JAKARTA, Indonesia—Ini Kamisan ke-538. Seperti Kamis-kamis lainnya, Maria Catarina Sumarsih atau yang akrab disapa Bu Marsih kembali melangkahkan kaki ke depan Istana Negara. Seperti biasa pula, pakaian serba hitam ia gunakan. Tak lupa, sebuah payung hitam ia tenteng.
“Selama saya masih dikaruniai kesehatan dan selama kasus-kasus pelanggaran (hak asasi manusia) HAM berat tidak diselesaikan saya akan terus ke sini (Istana) dan saya akan terus berjuang,” ujar Marsih di sela-sela aksi Kamisan di depan Istana Negara, Jakarta, Kamis, 17 Mei 2018.
Sumarsih ialah ibunda almarhum mahasiswa Universitas Atma Jaya Bernadius Realino Norma Irmawan atau yang kerap disapa Wawan. Tepat 20 tahun lalu, Wawan meregang nyawa setelah peluru penembak jitu menembus dadanya saat sedang bersembunyi bersama rekan-rekan mahasiswa lainnya di kampus Atma Jaya di kawasan Semanggi.
Ketika itu, Wawan merupakan bagian dari jutaan mahasiswa yang turun ke jalan menuntut pergantian rezim. Wawan menjadi korban tewas dalam aksi demonstrasi dan kerusuhan besar pada 11-13 November 1998 yang dikenal dengan sebutan Tragedi Semanggi 1. Wawan menyusul empat rekan mahasiswa yang telah lebih dahulu gugur dalam Tragedi Trisakti pada 12 Mei 1998.
Meskipun namanya masuk dalam jajaran pahlawan reformasi, pembunuh Wawan tidak pernah diadili. Pada akhir 2006, para orang tua korban Tragedi Semanggi 1, Tragedi Semanggi 2 dan Tragedi Trisakti kemudian menyepakati menggelar aksi diam di depan Istana Negara sebagai bentuk protes. Pada 18 Januari 2007, Kamisan pertama digelar. Payung hitam menjadi simbol Kamisan.
Kini, sudah 11 tahun Marsih berdiri di depan Istana saban Kamis. Pada 20 Mei nanti, Indonesia akan merayakan tepat dua dekade era reformasi yang ditandai pengunduran diri Presiden Soeharto. Namun demikian, Marsih mengatakan, 'hilal' keadilan bagi Wawan dan rekan-rekan mahasiswa lainnya yang gugur ketika membuka jalan bagi era reformasi belum juga terlihat.

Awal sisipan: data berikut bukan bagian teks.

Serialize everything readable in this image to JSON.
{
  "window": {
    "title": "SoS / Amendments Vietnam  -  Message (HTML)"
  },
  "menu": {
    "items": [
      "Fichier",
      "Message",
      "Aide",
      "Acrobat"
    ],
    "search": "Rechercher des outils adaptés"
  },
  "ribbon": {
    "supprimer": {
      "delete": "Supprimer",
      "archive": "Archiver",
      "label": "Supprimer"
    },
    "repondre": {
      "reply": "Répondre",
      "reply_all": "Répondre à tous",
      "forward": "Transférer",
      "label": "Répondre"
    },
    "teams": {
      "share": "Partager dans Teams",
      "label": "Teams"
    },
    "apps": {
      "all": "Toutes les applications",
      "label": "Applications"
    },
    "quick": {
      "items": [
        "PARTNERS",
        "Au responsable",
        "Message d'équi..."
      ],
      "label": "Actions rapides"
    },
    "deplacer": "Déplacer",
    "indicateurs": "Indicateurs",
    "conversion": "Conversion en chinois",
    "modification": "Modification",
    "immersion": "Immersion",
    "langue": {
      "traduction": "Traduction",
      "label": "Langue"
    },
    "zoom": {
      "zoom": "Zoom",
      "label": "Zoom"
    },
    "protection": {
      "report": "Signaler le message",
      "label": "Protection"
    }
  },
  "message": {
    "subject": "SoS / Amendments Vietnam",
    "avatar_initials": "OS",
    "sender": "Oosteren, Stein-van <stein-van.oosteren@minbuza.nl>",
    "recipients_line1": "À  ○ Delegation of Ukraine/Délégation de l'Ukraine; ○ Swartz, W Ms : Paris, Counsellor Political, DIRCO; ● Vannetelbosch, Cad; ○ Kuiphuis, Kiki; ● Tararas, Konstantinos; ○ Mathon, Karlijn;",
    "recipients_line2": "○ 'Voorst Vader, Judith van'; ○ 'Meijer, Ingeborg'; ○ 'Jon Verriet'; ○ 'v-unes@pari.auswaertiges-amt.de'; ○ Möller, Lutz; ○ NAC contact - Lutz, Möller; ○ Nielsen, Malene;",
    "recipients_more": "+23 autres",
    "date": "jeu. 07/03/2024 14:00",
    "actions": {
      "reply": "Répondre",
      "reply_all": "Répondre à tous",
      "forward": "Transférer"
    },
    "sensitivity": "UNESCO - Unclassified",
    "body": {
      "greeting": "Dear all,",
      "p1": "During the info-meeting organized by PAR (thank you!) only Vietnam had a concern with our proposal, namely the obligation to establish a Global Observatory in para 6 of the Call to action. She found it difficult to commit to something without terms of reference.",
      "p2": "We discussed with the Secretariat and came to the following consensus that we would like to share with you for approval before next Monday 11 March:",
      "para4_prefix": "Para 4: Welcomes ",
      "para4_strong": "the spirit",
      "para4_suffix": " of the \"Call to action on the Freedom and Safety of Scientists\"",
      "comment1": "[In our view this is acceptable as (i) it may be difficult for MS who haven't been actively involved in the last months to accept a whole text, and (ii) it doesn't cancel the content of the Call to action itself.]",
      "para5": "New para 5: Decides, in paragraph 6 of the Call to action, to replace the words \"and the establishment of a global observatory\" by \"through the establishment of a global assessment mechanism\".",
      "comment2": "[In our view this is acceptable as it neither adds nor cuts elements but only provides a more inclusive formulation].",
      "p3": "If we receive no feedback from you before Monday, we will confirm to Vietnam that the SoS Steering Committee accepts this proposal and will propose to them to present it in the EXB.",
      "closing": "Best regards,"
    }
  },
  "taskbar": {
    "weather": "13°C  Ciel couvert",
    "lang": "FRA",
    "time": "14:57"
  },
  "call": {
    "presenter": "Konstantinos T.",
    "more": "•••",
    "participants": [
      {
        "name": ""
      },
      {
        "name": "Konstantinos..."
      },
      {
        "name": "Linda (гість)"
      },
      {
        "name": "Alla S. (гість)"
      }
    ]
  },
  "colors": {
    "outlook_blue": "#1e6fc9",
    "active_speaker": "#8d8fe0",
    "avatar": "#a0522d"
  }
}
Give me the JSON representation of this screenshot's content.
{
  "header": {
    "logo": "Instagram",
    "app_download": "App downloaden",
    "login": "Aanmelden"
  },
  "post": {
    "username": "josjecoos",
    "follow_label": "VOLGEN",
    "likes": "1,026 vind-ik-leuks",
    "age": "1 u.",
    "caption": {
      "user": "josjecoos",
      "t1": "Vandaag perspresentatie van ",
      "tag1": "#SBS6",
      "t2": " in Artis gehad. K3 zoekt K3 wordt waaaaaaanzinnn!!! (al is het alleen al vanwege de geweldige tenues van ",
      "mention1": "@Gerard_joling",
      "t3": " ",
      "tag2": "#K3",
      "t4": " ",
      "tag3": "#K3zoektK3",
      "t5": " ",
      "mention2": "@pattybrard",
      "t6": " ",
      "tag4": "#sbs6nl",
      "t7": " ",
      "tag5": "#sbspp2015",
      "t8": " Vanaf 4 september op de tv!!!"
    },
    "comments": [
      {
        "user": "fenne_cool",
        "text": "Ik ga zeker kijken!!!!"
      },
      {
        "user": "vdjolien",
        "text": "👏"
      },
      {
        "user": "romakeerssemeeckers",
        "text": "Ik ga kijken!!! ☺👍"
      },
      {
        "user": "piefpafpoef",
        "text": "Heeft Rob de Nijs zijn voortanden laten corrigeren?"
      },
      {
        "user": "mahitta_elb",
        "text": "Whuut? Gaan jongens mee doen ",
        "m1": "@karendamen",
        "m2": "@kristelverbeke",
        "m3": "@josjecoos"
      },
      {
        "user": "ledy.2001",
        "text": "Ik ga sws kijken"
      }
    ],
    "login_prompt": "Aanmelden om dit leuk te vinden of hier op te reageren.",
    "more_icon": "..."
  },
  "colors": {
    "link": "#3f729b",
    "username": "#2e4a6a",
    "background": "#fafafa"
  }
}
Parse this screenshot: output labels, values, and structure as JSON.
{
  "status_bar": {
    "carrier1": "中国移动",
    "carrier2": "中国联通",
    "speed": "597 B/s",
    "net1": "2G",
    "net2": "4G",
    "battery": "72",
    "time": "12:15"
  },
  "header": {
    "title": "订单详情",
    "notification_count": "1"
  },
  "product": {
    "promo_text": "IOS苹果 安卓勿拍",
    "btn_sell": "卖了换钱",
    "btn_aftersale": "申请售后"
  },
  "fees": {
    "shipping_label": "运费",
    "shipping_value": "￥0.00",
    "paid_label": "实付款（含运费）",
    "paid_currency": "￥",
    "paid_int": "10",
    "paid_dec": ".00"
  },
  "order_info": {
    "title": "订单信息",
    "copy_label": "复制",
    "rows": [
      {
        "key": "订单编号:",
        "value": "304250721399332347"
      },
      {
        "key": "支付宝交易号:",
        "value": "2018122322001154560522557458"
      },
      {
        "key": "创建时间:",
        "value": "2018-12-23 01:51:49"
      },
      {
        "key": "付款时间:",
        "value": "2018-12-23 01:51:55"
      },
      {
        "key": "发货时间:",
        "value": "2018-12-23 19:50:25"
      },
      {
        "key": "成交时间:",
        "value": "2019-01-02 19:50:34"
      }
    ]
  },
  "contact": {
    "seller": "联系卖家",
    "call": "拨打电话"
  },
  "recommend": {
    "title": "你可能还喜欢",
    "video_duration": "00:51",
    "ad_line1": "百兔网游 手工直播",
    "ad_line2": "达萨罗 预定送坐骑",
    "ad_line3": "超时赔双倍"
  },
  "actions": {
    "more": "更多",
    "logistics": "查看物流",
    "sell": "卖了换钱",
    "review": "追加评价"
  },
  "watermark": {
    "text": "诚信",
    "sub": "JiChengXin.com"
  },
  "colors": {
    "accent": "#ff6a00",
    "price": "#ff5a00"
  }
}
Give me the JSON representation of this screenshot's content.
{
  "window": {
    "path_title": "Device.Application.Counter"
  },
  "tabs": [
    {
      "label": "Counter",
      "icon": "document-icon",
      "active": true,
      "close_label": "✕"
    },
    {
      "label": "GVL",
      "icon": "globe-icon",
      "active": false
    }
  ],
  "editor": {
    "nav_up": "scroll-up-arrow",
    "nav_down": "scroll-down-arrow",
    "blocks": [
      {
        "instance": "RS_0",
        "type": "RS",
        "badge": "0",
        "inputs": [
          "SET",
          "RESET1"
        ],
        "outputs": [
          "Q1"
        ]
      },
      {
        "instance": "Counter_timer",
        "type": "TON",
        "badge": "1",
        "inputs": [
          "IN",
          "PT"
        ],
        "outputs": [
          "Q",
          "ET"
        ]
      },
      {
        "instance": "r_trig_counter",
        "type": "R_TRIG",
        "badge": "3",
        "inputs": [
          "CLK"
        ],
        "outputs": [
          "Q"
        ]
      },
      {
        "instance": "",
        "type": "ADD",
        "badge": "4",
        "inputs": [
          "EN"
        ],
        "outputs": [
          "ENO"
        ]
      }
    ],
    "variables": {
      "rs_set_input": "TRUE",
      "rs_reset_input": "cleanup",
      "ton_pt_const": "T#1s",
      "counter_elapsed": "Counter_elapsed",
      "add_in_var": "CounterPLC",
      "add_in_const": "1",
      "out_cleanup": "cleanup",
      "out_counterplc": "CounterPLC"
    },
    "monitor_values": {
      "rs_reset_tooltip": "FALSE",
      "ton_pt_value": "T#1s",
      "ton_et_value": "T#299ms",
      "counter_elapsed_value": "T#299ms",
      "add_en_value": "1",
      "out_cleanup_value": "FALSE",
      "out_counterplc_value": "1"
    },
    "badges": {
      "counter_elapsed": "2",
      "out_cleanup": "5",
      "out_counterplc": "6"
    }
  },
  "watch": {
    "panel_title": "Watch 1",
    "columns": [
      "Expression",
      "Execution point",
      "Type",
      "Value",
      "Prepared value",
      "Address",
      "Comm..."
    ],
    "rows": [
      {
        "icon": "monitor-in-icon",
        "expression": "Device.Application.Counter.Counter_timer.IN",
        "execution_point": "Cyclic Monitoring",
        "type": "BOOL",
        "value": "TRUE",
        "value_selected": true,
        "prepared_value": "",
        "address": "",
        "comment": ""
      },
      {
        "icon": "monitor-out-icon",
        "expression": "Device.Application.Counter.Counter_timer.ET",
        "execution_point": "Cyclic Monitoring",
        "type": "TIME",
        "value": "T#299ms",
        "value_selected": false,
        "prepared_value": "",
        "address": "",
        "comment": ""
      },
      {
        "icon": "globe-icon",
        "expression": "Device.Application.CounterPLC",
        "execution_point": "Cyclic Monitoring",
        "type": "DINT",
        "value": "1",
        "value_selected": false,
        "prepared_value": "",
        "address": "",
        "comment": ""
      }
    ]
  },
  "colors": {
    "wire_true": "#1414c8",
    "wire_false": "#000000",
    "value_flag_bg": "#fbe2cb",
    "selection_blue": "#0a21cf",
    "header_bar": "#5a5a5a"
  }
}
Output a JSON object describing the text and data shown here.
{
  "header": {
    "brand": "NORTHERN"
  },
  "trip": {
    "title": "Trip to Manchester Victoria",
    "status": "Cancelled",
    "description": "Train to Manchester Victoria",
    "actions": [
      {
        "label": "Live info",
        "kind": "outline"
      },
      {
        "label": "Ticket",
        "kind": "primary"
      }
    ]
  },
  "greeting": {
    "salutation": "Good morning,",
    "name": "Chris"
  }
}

Perempuan berusia 66 tahun itu menegaskan, akan terus kembali ke Istana Negara sampai tungkai kakinya tak mampu lagi melangkah. “Kami terus bertahan untuk melanjutkan perjuangan Wawan dan kawannya yang belum selesai. Saya terus menjaga optimisme dan merawat harapan,” imbuhnya.
Asa Marsih sebenarnya sempat membumbung tinggi saat Jokowi terpilih sebagai Presiden RI ke-7. Apalagi, dalam janji Nawacitanya, Jokowi sempat menegaskan akan membongkar pelanggaran-pelanggaran HAM berat di masa lalu. Namun, harapan itu meredup saat Jokowi menunjuk Wiranto sebagai Menko Polhukam pada akhir Juli 2016.
Wiranto tercatat menjabat sebagai Panglima ABRI pada kerusuhan Mei 1998. Politikus Hanura itu bahkan kerap disebut-sebut sebagai orang yang paling bertanggung jawab dalam Tragedi Trisakti. “Wiranto pernah bilang lupakan dulu HAM, fokus keamanan. Lalu, supir truk, nelayan diterima Jokowi. Tapi, kami yang di depan mata tidak pernah diterima. Kami kecewa, tapi itu tidak akan menjadi beban kami,” ujarnya.